De José Francisco Coello

Señor director:

Permítame publicar la siguiente carta, en respuesta a otra que en la sección Palabra de Lector de Proceso 1842 dio a conocer la directora general de Culturas Populares del Conaculta, Miriam Morales Sanhueza, el pasado 21 de febrero.
Maestra Morales: Sin afán de polemizar, sólo de aclarar las puntualizaciones que usted hizo, quiero señalar lo siguiente:
Nunca se pretendió que la posible creación de un Observatorio Taurino Nacional entorpeciera las funciones de la Comisión Nacional del Patrimonio Cultural Inmaterial (CNPCI), instalada en nuestro país el 22 de marzo de 2011.
El Observatorio Taurino Nacional se concibe con funciones académicas, de la iniciativa privada, en términos de asociación civil o como organismo no gubernamental, teniendo muy en claro que su actividad estaría encaminada a seguir los pasos indicados por la Convención para la Salvaguardia del Patrimonio Cultural Inmaterial para proponer ante la UNESCO que la tauromaquia sea considerada patrimonio cultural inmaterial de la humanidad.
Este, además, no es un trabajo exclusivo de México, sino también de otros siete países que consideran a la fiesta de los toros un patrimonio cultural, a saber: España, Francia, Portugal, Perú, Colombia, Ecuador y Venezuela.
Diversas gestiones y trabajos orientados en ese sentido comenzaron a realizarse desde 2003 en España, labor que se legitimó con el primer encuentro internacional “La fiesta de los toros; un patrimonio compartido”, el cual fue celebrado en la ciudad de Sevilla en abril de 2009 y tuvo su continuidad en una segunda y última etapa efectuada en la ciudad de Tlaxcala.
Ante la nueva amenaza proveniente de la Asamblea de Representantes del Distrito Federal, que pretende prohibir las corridas de toros bajo un proceso absolutamente antidemocrático, hoy más que nunca se debe encontrar unidad y equilibrio, evitando distanciamientos y protagonismos.
El Observatorio Taurino Nacional sería representante de la tauromaquia, de las diversas expresiones que emanan de ella y de las culturas taurinas que se han desarrollado en torno a esta rica expresión que dota de identidad cultural a muchas comunidades.

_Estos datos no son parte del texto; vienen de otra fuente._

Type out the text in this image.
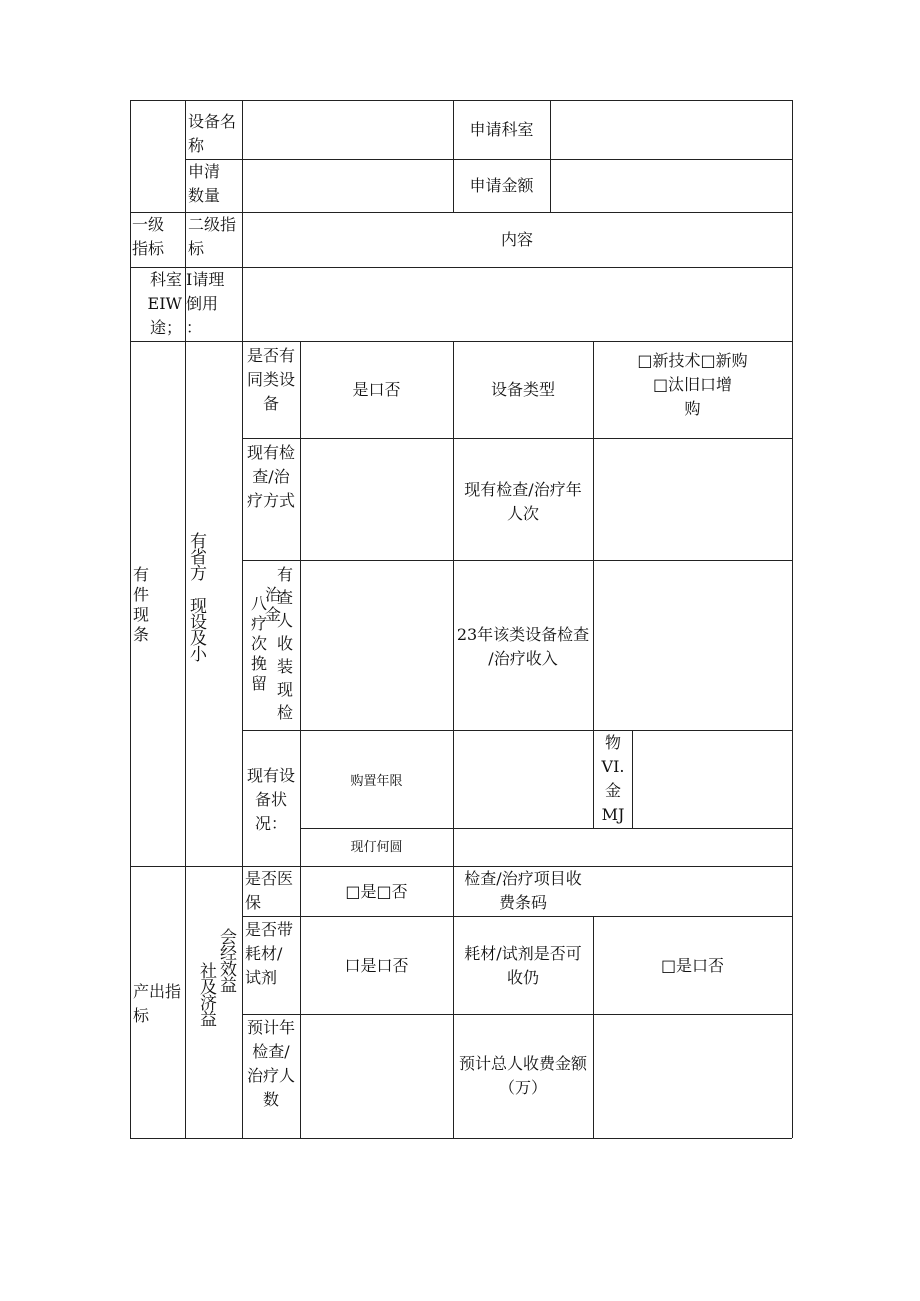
设备名
称
申请科室
申清
数量
申请金额
一级
指标
二级指
标	内容
科室
EIW
途；
I请理
倒用
：
有
件
现
条
有省方
现设及小
是否有
同类设
备
是口否	设备类型
□新技术□新购
□汰旧口增
购
现有检
查/治
疗方式
现有检查/治疗年
人次
八
疗
次
挽
留
治
金
有
查
人
收
装
现
检
23年该类设备检查
/治疗收入
现有设
备状
况：
购置年限
物
VI.
金
MJ
现仃何圆
产出指
标
会经效益
社及济益
是否医
保
□是□否
检查/治疗项目收
费条码
是否带
耗材/
试剂
口是口否
耗材/试剂是否可
收仍
□是口否
预计年
检查/
治疗人
数
预计总人收费金额
（万）
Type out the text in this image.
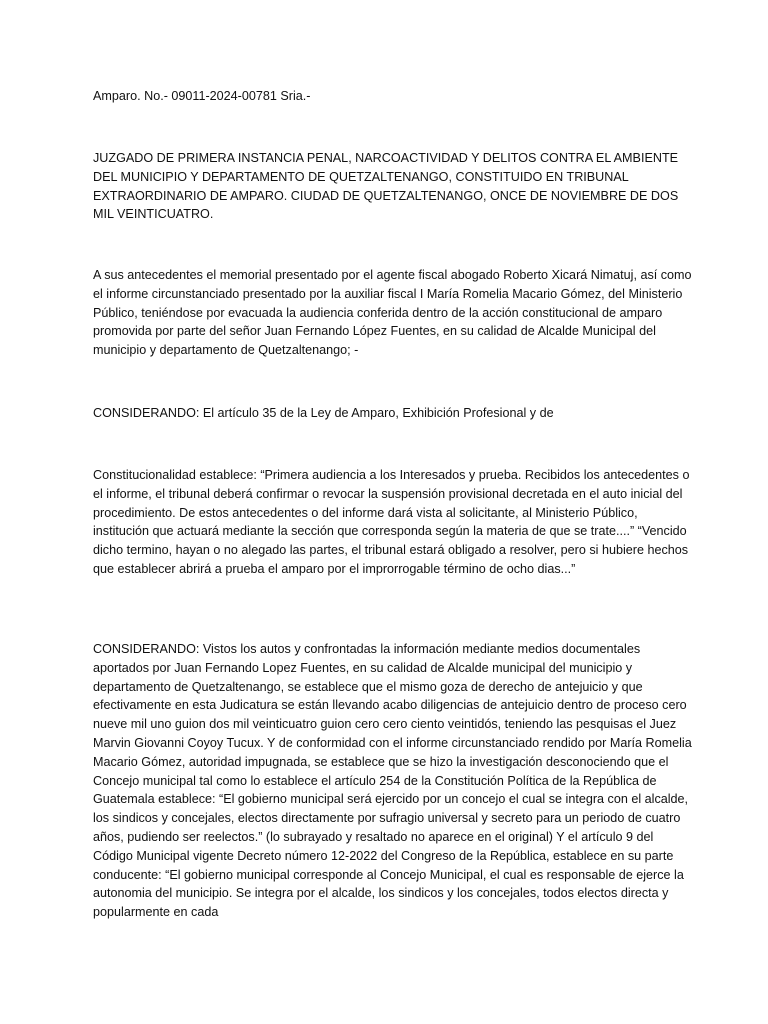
Amparo. No.- 09011-2024-00781 Sria.-

JUZGADO DE PRIMERA INSTANCIA PENAL, NARCOACTIVIDAD Y DELITOS CONTRA EL AMBIENTE DEL MUNICIPIO Y DEPARTAMENTO DE QUETZALTENANGO, CONSTITUIDO EN TRIBUNAL EXTRAORDINARIO DE AMPARO. CIUDAD DE QUETZALTENANGO, ONCE DE NOVIEMBRE DE DOS MIL VEINTICUATRO.

A sus antecedentes el memorial presentado por el agente fiscal abogado Roberto Xicará Nimatuj, así como el informe circunstanciado presentado por la auxiliar fiscal I María Romelia Macario Gómez, del Ministerio Público, teniéndose por evacuada la audiencia conferida dentro de la acción constitucional de amparo promovida por parte del señor Juan Fernando López Fuentes, en su calidad de Alcalde Municipal del municipio y departamento de Quetzaltenango; -

CONSIDERANDO: El artículo 35 de la Ley de Amparo, Exhibición Profesional y de

Constitucionalidad establece: “Primera audiencia a los Interesados y prueba. Recibidos los antecedentes o el informe, el tribunal deberá confirmar o revocar la suspensión provisional decretada en el auto inicial del procedimiento. De estos antecedentes o del informe dará vista al solicitante, al Ministerio Público, institución que actuará mediante la sección que corresponda según la materia de que se trate....” “Vencido dicho termino, hayan o no alegado las partes, el tribunal estará obligado a resolver, pero si hubiere hechos que establecer abrirá a prueba el amparo por el improrrogable término de ocho dias...”

CONSIDERANDO: Vistos los autos y confrontadas la información mediante medios documentales aportados por Juan Fernando Lopez Fuentes, en su calidad de Alcalde municipal del municipio y departamento de Quetzaltenango, se establece que el mismo goza de derecho de antejuicio y que efectivamente en esta Judicatura se están llevando acabo diligencias de antejuicio dentro de proceso cero nueve mil uno guion dos mil veinticuatro guion cero cero ciento veintidós, teniendo las pesquisas el Juez Marvin Giovanni Coyoy Tucux. Y de conformidad con el informe circunstanciado rendido por María Romelia Macario Gómez, autoridad impugnada, se establece que se hizo la investigación desconociendo que el Concejo municipal tal como lo establece el artículo 254 de la Constitución Política de la República de Guatemala establece: “El gobierno municipal será ejercido por un concejo el cual se integra con el alcalde, los sindicos y concejales, electos directamente por sufragio universal y secreto para un periodo de cuatro años, pudiendo ser reelectos.” (lo subrayado y resaltado no aparece en el original) Y el artículo 9 del Código Municipal vigente Decreto número 12-2022 del Congreso de la República, establece en su parte conducente: “El gobierno municipal corresponde al Concejo Municipal, el cual es responsable de ejerce la autonomia del municipio. Se integra por el alcalde, los sindicos y los concejales, todos electos directa y popularmente en cada
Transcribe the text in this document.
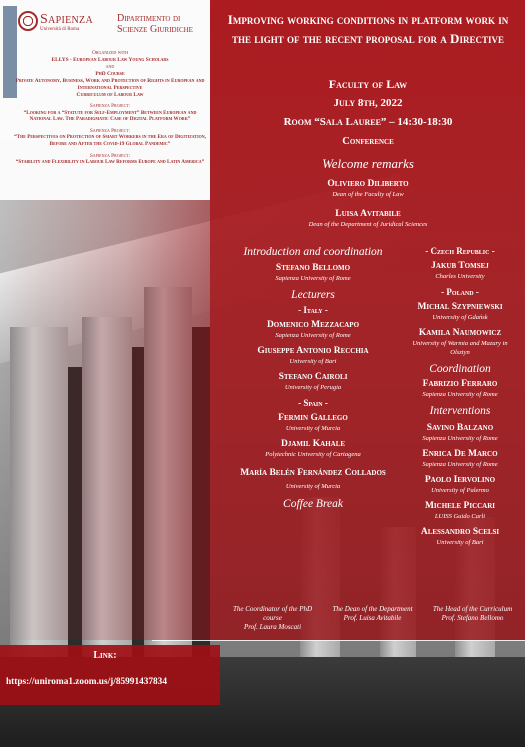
Sapienza
Università di Roma
Dipartimento di Scienze Giuridiche
Organized with
ELLYS - European Labour Law Young Scholars
and
PhD Course
Private Autonomy, Business, Work and Protection of Rights in European and International Perspective
Curriculum of Labour Law
Sapienza Project:
“Looking for a “Statute for Self-Employment” Between European and National Law. The Paradigmatic Case of Digital Platform Work”
Sapienza Project:
“The Perspectives on Protection of Smart Workers in the Era of Digitization, Before and After the Covid-19 Global Pandemic”
Sapienza Project:
“Stability and Flexibility in Labour Law Reforms Europe and Latin America”
Improving working conditions in platform work in the light of the recent proposal for a Directive
Faculty of Law
July 8th, 2022
Room “Sala Lauree” – 14:30-18:30
Conference
Welcome remarks
Oliviero Diliberto
Dean of the Faculty of Law
Luisa Avitabile
Dean of the Department of Juridical Sciences
Introduction and coordination
Stefano Bellomo
Sapienza University of Rome
Lecturers
- Italy -
Domenico Mezzacapo
Sapienza University of Rome
Giuseppe Antonio Recchia
University of Bari
Stefano Cairoli
University of Perugia
- Spain -
Fermin Gallego
University of Murcia
Djamil Kahale
Polytechnic University of Cartagena
María Belén Fernández Collados
University of Murcia
Coffee Break
- Czech Republic -
Jakub Tomsej
Charles University
- Poland -
Michal Szypniewski
University of Gdańsk
Kamila Naumowicz
University of Warmia and Mazury in Olsztyn
Coordination
Fabrizio Ferraro
Sapienza University of Rome
Interventions
Savino Balzano
Sapienza University of Rome
Enrica De Marco
Sapienza University of Rome
Paolo Iervolino
University of Palermo
Michele Piccari
LUISS Guido Carli
Alessandro Scelsi
University of Bari
The Coordinator of the PhD course
Prof. Laura Moscati
The Dean of the Department
Prof. Luisa Avitabile
The Head of the Curriculum
Prof. Stefano Bellomo
Link:
https://uniroma1.zoom.us/j/85991437834
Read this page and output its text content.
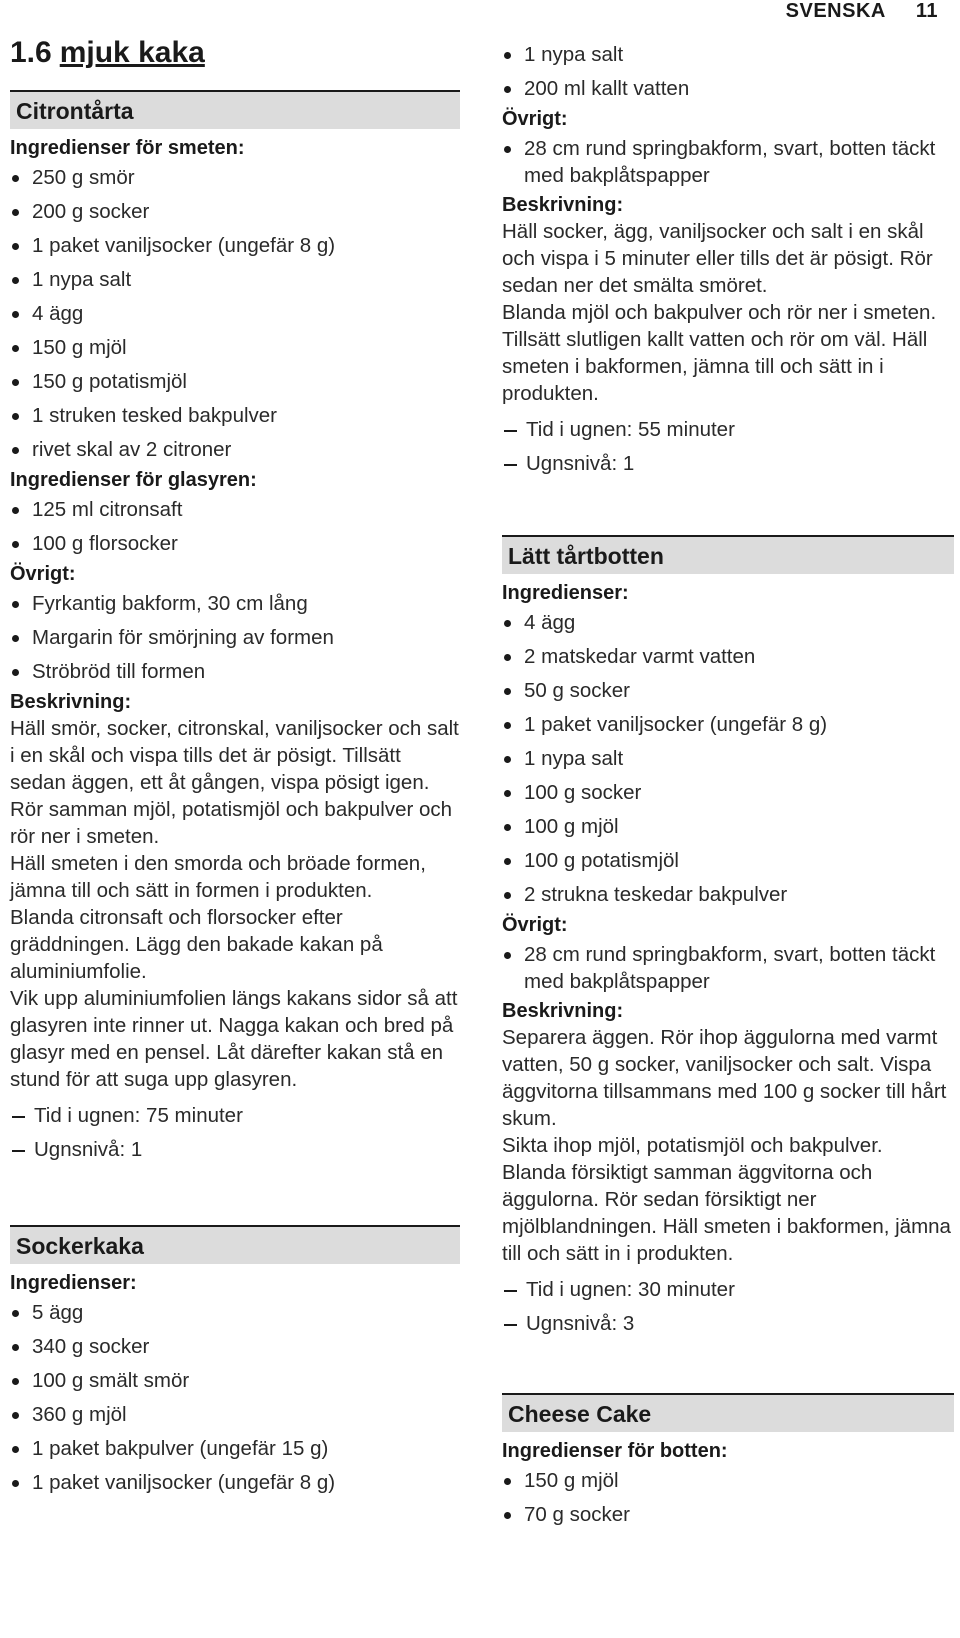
SVENSKA 11
1.6 mjuk kaka
Citrontårta
Ingredienser för smeten:
250 g smör
200 g socker
1 paket vaniljsocker (ungefär 8 g)
1 nypa salt
4 ägg
150 g mjöl
150 g potatismjöl
1 struken tesked bakpulver
rivet skal av 2 citroner
Ingredienser för glasyren:
125 ml citronsaft
100 g florsocker
Övrigt:
Fyrkantig bakform, 30 cm lång
Margarin för smörjning av formen
Ströbröd till formen
Beskrivning:

Häll smör, socker, citronskal, vaniljsocker och salt i en skål och vispa tills det är pösigt. Tillsätt sedan äggen, ett åt gången, vispa pösigt igen.

Rör samman mjöl, potatismjöl och bakpulver och rör ner i smeten.

Häll smeten i den smorda och bröade formen, jämna till och sätt in formen i produkten.

Blanda citronsaft och florsocker efter gräddningen. Lägg den bakade kakan på aluminiumfolie.

Vik upp aluminiumfolien längs kakans sidor så att glasyren inte rinner ut. Nagga kakan och bred på glasyr med en pensel. Låt därefter kakan stå en stund för att suga upp glasyren.

Tid i ugnen: 75 minuter
Ugnsnivå: 1
Sockerkaka
Ingredienser:
5 ägg
340 g socker
100 g smält smör
360 g mjöl
1 paket bakpulver (ungefär 15 g)
1 paket vaniljsocker (ungefär 8 g)
1 nypa salt
200 ml kallt vatten
Övrigt:
28 cm rund springbakform, svart, botten täckt med bakplåtspapper
Beskrivning:

Häll socker, ägg, vaniljsocker och salt i en skål och vispa i 5 minuter eller tills det är pösigt. Rör sedan ner det smälta smöret.

Blanda mjöl och bakpulver och rör ner i smeten.

Tillsätt slutligen kallt vatten och rör om väl. Häll smeten i bakformen, jämna till och sätt in i produkten.

Tid i ugnen: 55 minuter
Ugnsnivå: 1
Lätt tårtbotten
Ingredienser:
4 ägg
2 matskedar varmt vatten
50 g socker
1 paket vaniljsocker (ungefär 8 g)
1 nypa salt
100 g socker
100 g mjöl
100 g potatismjöl
2 strukna teskedar bakpulver
Övrigt:
28 cm rund springbakform, svart, botten täckt med bakplåtspapper
Beskrivning:

Separera äggen. Rör ihop äggulorna med varmt vatten, 50 g socker, vaniljsocker och salt. Vispa äggvitorna tillsammans med 100 g socker till hårt skum.

Sikta ihop mjöl, potatismjöl och bakpulver.

Blanda försiktigt samman äggvitorna och äggulorna. Rör sedan försiktigt ner mjölblandningen. Häll smeten i bakformen, jämna till och sätt in i produkten.

Tid i ugnen: 30 minuter
Ugnsnivå: 3
Cheese Cake
Ingredienser för botten:
150 g mjöl
70 g socker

Por lo tanto, considero que estos propósitos no sólo no contravienen, sino que incluso auxiliarían a la propia CNPCI a entender que, bajo la experiencia de un comité académico que reconozca, por su experiencia, el legado de la tauromaquia, su trabajo puede ser más expedito.
En este sentido, maestra Miriam Morales, me permito solicitar a usted sea tan amable de indicarme cuáles son los pasos y procedimientos a seguir para que la Comisión Nacional del Patrimonio Cultural Inmaterial revise, autorice y encamine el asunto en cuestión hacia la UNESCO. (Carta resumida.)